Dans les travaux de DUPRONT, l’image ne constitue pas la problématique mais est un matériau privilégié. C’est elle qui sert, au mieux, le dessein historien, en l’occurrence l’anthropologie historique d’une expérience de religion, expérience inscrite au cœur du vécu social.
Une déconstruction du texte dupronien révèle que l’image est convoquée, systématiquement, pour mesurer le temps long des phénomènes, leur origine, leur devenir, leur disparition, leur maintien sous l’une ou l’autre forme, de l’une ou l’autre manière.

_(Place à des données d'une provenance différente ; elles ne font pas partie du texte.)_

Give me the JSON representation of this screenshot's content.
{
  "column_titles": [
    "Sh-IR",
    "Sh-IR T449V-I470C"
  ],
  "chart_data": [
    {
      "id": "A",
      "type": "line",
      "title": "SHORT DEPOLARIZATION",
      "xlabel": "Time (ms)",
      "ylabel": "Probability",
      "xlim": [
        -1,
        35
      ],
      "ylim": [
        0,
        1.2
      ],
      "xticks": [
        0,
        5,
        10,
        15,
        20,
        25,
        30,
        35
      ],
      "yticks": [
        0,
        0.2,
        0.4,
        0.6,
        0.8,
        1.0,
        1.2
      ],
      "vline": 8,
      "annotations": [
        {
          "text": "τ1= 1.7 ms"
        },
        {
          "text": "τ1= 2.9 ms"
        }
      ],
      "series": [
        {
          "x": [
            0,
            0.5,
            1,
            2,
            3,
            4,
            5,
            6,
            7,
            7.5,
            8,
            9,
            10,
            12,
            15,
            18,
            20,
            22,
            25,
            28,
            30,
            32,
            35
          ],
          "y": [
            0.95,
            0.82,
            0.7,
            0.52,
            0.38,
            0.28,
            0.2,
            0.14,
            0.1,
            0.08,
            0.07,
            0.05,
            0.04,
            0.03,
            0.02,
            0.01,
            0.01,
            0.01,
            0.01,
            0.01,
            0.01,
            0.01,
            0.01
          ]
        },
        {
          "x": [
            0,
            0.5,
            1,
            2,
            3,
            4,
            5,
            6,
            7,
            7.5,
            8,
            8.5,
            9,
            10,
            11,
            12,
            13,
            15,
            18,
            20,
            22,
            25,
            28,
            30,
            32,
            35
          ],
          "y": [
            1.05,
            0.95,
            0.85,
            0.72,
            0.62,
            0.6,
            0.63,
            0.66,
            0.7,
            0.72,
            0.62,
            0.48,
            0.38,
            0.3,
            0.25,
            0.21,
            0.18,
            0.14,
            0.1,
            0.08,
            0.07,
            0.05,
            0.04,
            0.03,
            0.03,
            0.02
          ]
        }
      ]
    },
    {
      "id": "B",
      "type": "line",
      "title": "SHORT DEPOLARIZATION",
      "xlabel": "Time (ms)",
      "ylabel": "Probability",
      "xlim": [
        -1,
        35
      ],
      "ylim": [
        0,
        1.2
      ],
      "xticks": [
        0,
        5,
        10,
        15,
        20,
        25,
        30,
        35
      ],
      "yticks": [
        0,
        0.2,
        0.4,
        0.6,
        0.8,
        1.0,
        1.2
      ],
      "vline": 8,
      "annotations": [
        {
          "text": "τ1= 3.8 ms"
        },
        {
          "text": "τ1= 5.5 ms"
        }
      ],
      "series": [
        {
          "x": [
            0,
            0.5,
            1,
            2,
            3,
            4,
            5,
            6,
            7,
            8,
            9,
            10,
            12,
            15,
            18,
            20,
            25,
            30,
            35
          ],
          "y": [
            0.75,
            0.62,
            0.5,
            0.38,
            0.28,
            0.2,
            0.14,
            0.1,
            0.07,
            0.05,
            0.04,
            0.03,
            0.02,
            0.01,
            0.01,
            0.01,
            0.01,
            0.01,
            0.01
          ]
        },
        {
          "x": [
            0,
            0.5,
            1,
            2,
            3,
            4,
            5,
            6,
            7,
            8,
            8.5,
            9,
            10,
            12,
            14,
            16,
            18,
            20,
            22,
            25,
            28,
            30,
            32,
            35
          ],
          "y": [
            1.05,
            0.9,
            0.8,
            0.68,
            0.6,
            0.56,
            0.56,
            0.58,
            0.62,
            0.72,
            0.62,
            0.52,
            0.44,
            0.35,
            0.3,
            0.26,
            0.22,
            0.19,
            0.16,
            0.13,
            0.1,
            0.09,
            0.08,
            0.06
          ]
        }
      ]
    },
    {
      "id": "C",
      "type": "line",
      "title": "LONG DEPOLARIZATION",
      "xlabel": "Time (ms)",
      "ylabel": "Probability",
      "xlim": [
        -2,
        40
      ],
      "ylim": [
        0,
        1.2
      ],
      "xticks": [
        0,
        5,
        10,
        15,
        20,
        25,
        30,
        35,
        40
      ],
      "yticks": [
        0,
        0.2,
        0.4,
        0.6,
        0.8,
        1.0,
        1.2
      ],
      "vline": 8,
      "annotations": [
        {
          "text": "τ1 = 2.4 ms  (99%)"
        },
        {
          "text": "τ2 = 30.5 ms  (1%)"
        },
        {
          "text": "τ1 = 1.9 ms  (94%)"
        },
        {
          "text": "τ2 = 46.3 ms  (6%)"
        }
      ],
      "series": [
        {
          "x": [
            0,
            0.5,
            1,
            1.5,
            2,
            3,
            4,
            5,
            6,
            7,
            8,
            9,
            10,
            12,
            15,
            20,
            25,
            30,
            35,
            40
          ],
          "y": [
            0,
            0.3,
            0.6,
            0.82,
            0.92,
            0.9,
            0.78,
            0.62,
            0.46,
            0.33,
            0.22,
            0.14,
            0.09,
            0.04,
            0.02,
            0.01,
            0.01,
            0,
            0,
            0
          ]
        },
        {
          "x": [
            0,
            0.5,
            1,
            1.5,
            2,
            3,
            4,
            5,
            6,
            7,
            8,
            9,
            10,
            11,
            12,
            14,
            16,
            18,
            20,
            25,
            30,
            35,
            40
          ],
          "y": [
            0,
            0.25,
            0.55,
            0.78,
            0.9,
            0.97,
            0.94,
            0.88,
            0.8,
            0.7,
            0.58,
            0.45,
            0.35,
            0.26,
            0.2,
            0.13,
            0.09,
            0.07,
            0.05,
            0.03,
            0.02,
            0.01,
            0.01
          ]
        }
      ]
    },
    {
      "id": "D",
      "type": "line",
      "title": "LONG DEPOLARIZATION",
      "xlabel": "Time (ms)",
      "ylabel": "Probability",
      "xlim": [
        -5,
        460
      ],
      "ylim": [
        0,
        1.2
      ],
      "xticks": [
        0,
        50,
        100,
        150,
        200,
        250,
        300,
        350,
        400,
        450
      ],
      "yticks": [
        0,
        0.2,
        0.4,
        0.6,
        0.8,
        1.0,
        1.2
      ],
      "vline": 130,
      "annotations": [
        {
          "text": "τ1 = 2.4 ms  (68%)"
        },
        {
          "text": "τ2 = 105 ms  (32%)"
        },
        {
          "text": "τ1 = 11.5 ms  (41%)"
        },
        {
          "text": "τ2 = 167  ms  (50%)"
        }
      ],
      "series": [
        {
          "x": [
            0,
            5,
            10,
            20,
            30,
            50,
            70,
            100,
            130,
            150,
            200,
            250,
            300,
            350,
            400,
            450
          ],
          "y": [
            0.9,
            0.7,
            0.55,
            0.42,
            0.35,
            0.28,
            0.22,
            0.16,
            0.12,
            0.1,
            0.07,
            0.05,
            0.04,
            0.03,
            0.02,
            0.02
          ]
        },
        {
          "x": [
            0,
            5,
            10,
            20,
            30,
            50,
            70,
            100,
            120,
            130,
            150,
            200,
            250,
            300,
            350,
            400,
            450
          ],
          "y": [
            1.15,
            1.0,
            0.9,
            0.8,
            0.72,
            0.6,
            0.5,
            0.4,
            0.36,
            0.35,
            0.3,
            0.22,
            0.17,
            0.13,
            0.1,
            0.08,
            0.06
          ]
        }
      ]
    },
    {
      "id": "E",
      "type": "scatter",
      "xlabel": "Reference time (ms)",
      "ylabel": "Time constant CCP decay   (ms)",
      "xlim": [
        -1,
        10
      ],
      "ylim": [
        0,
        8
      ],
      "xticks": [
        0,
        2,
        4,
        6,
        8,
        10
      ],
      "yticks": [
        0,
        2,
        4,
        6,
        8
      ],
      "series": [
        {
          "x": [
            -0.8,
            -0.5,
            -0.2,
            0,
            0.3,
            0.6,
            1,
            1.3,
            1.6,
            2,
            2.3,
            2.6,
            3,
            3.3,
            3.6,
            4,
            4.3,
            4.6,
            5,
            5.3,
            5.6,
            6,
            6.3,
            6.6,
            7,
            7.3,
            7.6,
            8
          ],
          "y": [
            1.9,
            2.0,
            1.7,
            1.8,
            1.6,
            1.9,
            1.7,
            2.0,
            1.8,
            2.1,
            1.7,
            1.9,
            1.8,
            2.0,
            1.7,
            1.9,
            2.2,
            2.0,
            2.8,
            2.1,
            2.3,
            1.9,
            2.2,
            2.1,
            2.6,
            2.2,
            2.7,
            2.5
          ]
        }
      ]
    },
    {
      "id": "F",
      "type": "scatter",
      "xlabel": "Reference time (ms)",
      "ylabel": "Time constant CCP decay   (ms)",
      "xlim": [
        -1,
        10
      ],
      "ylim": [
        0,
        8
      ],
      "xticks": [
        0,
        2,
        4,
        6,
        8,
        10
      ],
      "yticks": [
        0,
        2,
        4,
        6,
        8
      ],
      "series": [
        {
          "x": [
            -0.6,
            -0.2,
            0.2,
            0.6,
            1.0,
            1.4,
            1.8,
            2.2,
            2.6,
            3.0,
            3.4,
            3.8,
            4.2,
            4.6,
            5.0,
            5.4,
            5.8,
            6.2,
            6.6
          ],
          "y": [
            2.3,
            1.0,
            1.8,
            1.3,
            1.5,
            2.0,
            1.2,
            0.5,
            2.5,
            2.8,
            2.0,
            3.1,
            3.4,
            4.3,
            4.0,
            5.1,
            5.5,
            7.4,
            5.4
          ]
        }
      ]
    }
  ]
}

L’image révèle donc efficacement le vécu collectif que vise DUPRONT.
Selon sa perspective, le passé ne peut être réduit à la succession linéaire des causes et des effets ; il faut considérer le temps long, transcendant les siècles, au cours duquel les phénomènes surviennent, se terrent et rejaillissent. (Cette conception originale de la longue durée a déjà été remarquée. Cf. surtout HERMAN DE FRANCESCHI, « L’irruption de l’événement dans le temps de l’Histoire. Rythmique événementielle et longue durée selon Alphonse Dupront (1905-1990) », Revue historique, 659 (juillet 2011), p. 611-636.) DUPRONT entend donc montrer le travail du « temps survivant ».
Pour ce faire, DUPRONT préconise une démarche originale : une « induction explorante ». À une perspective particulière correspond une méthode particulière qui passe par une approche tout aussi singulière du document. En effet, l’historien examine un « matériau objectif » où s’entremêlent Passé et Présent. Parmi les sources, c’est l’image qui, dans la démonstration de DUPRONT, révèle le plus parfaitement la longue durée des événements.
Ainsi, sont étroitement intriquées les catégories du temps (DUPRONT, on l’a vu, développe une conception particulière de la longue durée) et de l’image (matériau ad hoc pour réaliser le projet de l’historien). Il me semble que cette intrication des catégories vient de ce que la définition du temps (longue durée), ici, engendre une conception de l’événement (c’est-à-dire du vécu qu’étudie l’historien) s’accordant à une certaine définition de l’image (l’image entendue comme agrégat d’hétérogènes et, par-là, possédant un potentiel d’actualisation) ; dès lors, événement et image partagent une même propriété, celle d’être actualisables.
Cette contiguïté catégorielle fonde le modèle heuristique dupronien. En cela, sans être l’objet de l’enquête, l’image occupe une place prépondérante. Elle est un embrayeur du savoir ; elle offre un modèle d’intelligibilité.